6. Under 'Client Identity headers' select 'User name (short)' (required) and 'User Name (Full DN)' if LDAP integration is to be used.
   
• Setting up the Strategy Environment:
  
• The first step in the process is to create a trusted relationship between the Strategy Intelligence Server and the Strategy Web Server. Strategy Web must be connected to Strategy Intelligence Server as normally from the Web Administration page.
  NOTE: For Tivoli Access Manager, access to the Web administration page should be done directly (i.e. not using Tivoli junction name or another method) because it cannot handle multiple tokens.
  
• From the Strategy Web administration page, click on the "Modify" button to change the Web connection properties. This action will only be possible when the Web Server is currently connected to the Intelligence Server. In the Intelligence Server properties screen, click on the "Setup" button to define  the trust relationship between the Strategy Intelligence Server and the Web Server.
  

• In the next prompted page, provide the Strategy credentials of an administrative user to verify the trust relationship, as well as a Name (any name can be used) for the trust relationship as shown below (In the example below the name is the URL to access the trusted Strategy Web environment).
  

• Once this is completed, the trusted connection will show with a check mark next to it as shown below.
  

• Now users should log into the Strategy Intelligence Server directly and edit the Intelligence Server configuration -> Web SSO settings . The new trusted connection will be listed there showing either a "Disabled" or "Enabled" status.
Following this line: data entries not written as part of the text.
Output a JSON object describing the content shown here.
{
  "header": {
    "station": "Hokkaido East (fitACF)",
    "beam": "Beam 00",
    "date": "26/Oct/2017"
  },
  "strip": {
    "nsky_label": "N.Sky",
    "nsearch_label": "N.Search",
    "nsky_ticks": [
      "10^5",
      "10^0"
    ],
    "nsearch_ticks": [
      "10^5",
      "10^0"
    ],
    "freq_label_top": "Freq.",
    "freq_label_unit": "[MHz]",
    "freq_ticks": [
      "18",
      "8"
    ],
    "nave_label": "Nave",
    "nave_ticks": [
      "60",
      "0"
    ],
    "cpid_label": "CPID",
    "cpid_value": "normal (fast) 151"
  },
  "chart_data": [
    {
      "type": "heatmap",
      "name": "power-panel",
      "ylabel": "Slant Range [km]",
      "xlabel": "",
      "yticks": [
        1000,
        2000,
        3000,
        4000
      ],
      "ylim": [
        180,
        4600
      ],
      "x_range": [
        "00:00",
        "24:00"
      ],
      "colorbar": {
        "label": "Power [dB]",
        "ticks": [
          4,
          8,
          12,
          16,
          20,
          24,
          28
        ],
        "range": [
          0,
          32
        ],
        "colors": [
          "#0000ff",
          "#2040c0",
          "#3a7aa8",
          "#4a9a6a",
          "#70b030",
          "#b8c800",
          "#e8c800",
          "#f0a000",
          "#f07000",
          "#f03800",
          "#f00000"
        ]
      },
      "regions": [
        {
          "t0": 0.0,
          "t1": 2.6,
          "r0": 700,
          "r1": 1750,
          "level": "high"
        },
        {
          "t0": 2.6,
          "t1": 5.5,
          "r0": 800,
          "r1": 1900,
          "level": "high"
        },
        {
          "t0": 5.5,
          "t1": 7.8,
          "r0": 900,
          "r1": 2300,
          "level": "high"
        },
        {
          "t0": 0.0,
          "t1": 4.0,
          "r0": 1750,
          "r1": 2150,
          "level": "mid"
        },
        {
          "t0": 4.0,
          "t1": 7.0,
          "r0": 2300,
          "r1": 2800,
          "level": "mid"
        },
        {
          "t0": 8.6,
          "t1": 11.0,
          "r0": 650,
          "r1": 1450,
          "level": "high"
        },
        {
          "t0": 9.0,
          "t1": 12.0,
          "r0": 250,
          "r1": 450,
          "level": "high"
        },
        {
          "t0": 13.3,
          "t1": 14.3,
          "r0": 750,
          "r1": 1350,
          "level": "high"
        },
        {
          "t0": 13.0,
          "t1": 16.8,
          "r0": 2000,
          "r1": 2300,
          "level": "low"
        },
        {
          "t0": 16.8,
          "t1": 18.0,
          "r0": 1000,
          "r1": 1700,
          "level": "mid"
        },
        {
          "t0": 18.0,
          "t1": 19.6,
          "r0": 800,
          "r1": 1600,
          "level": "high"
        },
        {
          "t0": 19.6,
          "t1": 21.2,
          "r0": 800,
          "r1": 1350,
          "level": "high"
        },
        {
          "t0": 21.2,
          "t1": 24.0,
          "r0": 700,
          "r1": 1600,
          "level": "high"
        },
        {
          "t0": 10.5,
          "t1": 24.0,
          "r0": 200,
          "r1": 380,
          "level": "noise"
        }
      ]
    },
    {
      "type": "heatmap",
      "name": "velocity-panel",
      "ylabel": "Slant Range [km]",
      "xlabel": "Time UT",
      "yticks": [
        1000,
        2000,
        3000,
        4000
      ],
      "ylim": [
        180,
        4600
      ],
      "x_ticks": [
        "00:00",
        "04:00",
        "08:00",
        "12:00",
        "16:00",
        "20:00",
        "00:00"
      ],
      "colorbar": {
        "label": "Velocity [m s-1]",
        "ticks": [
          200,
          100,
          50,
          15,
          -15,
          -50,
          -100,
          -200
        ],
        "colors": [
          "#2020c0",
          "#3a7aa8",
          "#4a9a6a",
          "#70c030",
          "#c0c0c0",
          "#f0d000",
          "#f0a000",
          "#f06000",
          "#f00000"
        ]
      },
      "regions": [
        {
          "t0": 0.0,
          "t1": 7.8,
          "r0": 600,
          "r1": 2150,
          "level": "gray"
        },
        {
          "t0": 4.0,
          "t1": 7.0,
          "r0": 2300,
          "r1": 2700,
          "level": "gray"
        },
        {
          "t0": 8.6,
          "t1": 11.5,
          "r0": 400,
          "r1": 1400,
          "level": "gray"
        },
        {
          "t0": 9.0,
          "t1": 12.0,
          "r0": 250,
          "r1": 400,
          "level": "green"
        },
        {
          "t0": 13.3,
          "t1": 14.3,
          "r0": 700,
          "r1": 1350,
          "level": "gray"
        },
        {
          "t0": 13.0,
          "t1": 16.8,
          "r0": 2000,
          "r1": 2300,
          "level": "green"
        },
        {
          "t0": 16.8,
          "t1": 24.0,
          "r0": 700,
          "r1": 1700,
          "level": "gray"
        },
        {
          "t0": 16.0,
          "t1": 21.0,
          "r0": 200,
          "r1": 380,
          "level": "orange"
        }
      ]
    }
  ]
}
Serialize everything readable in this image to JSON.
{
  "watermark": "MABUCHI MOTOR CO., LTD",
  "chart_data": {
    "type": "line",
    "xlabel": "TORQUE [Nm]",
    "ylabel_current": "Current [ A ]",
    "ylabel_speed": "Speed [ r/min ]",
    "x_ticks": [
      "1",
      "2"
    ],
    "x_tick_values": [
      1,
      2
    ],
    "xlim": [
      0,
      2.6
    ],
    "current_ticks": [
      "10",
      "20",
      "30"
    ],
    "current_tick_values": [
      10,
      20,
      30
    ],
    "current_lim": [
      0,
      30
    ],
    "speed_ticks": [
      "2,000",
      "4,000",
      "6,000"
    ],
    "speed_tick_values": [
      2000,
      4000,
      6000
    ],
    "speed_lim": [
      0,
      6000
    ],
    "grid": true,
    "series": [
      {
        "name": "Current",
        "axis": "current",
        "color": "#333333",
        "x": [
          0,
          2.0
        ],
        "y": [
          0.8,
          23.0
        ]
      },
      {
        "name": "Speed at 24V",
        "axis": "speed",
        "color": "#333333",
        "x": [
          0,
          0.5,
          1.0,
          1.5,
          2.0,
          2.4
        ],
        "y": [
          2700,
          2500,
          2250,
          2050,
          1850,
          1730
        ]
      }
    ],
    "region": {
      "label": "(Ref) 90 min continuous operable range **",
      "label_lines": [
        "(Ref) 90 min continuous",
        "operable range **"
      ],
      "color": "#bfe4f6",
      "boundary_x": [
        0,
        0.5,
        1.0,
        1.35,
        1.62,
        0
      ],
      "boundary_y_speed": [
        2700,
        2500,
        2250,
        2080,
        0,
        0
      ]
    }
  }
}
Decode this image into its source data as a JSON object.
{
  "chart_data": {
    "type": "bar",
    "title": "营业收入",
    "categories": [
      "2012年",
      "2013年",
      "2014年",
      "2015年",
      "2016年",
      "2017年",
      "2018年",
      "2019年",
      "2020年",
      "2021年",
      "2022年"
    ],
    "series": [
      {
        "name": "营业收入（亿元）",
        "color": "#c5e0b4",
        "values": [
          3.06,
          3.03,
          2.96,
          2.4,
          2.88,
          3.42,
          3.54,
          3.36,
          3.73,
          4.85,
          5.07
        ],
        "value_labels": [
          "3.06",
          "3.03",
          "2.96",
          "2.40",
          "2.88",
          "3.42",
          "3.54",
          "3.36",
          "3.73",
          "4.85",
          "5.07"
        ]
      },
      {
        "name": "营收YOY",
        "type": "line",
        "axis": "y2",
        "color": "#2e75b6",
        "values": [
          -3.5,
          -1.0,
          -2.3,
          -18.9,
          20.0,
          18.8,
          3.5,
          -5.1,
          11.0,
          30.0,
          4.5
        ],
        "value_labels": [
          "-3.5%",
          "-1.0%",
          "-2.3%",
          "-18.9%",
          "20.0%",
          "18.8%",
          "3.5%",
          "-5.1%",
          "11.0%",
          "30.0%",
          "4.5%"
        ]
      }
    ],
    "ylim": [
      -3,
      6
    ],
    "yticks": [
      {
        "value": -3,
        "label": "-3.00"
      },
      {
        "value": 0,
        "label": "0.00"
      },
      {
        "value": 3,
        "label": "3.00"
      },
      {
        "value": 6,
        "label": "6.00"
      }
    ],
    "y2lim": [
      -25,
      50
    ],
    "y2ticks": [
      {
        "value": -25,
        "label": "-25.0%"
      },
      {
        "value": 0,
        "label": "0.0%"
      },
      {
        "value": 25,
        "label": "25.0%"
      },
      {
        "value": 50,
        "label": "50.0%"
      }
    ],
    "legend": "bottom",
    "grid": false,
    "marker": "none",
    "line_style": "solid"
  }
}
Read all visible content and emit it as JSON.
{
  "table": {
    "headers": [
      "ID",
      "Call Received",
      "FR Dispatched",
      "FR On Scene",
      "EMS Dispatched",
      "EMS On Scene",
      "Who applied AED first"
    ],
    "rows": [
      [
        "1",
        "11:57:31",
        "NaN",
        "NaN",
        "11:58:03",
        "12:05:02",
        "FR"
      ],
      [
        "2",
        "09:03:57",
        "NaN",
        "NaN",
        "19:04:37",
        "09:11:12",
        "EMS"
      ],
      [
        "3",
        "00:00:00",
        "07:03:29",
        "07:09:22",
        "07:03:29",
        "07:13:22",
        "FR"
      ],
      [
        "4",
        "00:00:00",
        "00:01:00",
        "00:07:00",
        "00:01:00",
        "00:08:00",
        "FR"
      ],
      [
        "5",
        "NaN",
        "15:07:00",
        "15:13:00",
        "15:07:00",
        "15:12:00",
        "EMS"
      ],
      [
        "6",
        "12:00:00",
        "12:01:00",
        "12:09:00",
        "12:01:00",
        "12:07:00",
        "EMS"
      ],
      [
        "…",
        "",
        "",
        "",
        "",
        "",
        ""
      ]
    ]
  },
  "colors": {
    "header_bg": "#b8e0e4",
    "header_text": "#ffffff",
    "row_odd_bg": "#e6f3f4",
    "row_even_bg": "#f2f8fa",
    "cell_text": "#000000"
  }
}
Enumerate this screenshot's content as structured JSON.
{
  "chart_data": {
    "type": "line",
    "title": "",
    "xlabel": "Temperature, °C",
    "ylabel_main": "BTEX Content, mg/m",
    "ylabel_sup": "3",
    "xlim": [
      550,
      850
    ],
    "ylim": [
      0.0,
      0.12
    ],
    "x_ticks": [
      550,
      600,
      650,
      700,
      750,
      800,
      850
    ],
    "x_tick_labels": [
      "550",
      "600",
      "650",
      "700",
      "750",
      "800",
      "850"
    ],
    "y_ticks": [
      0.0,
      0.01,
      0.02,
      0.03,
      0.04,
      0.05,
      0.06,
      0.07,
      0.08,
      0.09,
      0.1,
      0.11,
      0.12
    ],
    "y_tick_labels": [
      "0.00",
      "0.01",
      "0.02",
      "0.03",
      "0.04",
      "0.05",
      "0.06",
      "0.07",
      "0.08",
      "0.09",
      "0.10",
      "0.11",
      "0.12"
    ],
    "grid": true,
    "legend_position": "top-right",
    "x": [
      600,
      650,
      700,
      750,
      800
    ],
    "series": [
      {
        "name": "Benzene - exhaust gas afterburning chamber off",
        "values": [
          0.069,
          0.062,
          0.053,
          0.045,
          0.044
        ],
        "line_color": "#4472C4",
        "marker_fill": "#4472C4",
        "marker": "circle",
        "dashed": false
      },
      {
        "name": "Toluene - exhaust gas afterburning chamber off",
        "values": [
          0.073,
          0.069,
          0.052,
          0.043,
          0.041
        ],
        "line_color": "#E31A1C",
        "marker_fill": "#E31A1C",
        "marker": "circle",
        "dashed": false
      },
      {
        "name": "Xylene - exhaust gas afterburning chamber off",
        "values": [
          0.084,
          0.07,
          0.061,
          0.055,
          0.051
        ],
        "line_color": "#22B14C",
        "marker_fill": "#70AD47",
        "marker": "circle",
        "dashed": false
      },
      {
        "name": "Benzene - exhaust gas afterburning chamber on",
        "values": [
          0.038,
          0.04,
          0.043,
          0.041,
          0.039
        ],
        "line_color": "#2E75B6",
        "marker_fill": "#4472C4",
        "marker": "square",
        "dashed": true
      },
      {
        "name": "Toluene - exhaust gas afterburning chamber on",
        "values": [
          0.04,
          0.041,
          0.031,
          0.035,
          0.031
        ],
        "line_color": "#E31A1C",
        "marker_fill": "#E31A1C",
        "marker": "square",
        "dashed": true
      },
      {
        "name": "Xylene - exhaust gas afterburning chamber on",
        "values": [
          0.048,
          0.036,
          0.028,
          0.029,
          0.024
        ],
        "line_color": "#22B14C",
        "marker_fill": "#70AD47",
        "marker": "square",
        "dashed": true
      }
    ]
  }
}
If the status is "Disabled", to enable this trusted connection, users must change the drop down box to say "Enabled" and save the Intelligence Server configuration.
  

• Go back to the Strategy Web Administrator page. Edit the Intelligence Server connection properties, enable Trusted Authentication Request as a Login Mode and make it the default authentication method (If this is required only - trusted authentication could be used without making it the default authentication mechanism):
  

• Users should now be able to use the trusted authentication mode to access Strategy. The URL to be used will differ depending on the SSO server being used. For example for Tivoli, the URL will include the Tivoli SSO server and the junction name followed by the Strategy path on the web server.
  For example: http://Tivoli1/Junction1/Strategy/servlet/mstrWeb
  Users should contact their system administrators for the details.
  

NOTE:
Users can find additional information about trusted authentication here: Enable Single Sign-on to Web, Mobile, and Office with Third-Party Authentication
 
Third Party Software Installation:
WARNING:
The third-party product(s) discussed in this technical note is manufactured by vendors independent of Strategy. Strategy makes no warranty, express, implied or otherwise, regarding this product, including its performance or reliability.